Timeouts and retries set the tempo; idempotency keeps you in tune. Wire them once, test them often, and standardize them across teams. The more boring and invisible they become, the more time you’ll have for features—and the fewer incident reviews you’ll attend.

Appendix: quick FAQ addendum

  • Do idempotency keys need to be globally unique? No—scope them by tenant and operation to limit blast radius and storage growth.
  • What if the idempotency store is eventually consistent? Use conditional writes and prefer stores that guarantee read‑after‑write for keys; otherwise, treat immediate duplicates as in‑flight and poll.

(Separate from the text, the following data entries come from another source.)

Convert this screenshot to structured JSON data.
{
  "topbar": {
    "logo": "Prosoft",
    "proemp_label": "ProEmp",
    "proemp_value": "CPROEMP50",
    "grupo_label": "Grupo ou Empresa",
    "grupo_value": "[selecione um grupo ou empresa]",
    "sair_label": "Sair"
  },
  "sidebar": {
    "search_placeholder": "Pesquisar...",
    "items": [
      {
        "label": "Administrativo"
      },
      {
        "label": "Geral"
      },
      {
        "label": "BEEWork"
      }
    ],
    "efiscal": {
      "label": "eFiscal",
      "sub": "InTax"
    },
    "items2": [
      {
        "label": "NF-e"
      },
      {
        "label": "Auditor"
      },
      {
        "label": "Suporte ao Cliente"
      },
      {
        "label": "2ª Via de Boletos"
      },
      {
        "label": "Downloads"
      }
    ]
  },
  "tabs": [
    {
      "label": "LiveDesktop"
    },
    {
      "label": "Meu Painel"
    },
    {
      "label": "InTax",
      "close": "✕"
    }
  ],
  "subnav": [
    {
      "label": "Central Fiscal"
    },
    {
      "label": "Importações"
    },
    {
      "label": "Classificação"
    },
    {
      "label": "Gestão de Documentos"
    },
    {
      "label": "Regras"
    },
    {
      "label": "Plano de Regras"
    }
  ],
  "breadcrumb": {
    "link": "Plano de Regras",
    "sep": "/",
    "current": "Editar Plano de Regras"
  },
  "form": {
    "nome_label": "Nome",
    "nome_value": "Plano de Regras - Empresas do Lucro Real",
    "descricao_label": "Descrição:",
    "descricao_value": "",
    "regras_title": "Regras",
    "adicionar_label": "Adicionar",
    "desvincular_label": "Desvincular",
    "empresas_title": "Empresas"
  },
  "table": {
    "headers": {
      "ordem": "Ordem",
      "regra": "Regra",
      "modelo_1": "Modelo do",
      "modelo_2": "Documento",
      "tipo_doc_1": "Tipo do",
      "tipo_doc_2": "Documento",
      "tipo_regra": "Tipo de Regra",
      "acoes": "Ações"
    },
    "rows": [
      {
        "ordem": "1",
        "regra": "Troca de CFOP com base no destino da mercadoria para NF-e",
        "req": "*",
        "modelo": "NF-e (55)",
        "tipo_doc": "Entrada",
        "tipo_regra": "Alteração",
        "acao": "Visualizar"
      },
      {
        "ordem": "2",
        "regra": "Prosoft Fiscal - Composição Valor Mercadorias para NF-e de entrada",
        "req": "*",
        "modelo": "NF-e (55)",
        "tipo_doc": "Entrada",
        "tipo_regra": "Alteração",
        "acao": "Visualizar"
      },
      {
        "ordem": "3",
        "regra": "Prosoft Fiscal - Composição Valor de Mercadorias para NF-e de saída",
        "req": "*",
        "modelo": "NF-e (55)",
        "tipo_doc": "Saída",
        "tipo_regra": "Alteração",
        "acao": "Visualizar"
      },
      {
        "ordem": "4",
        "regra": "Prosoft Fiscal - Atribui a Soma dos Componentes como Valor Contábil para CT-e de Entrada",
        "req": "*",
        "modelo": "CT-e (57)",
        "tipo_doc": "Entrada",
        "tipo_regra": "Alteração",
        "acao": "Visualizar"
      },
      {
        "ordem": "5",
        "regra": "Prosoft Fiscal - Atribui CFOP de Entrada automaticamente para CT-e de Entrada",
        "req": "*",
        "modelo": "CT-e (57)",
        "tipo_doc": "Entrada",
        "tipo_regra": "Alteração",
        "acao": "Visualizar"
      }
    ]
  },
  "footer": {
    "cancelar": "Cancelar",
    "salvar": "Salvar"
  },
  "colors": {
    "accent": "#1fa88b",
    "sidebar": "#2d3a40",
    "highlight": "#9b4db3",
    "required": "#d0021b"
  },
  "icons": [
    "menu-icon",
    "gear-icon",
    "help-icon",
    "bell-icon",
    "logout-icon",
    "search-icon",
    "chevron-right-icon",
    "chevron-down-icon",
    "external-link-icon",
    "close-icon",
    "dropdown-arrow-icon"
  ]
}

  • Can I drop keys after success? Yes, after your maximum retry horizon plus clock skew; for critical flows, keep a compact record longer for auditability.
  • Should clients or servers generate keys? Either works; prefer clients for end‑to‑end dedupe and servers as a fallback if clients cannot.
  • How do I protect against replay attacks? Authenticate requests, bind keys to identity and operation, and reject cross‑scope replays; expire keys with TTLs.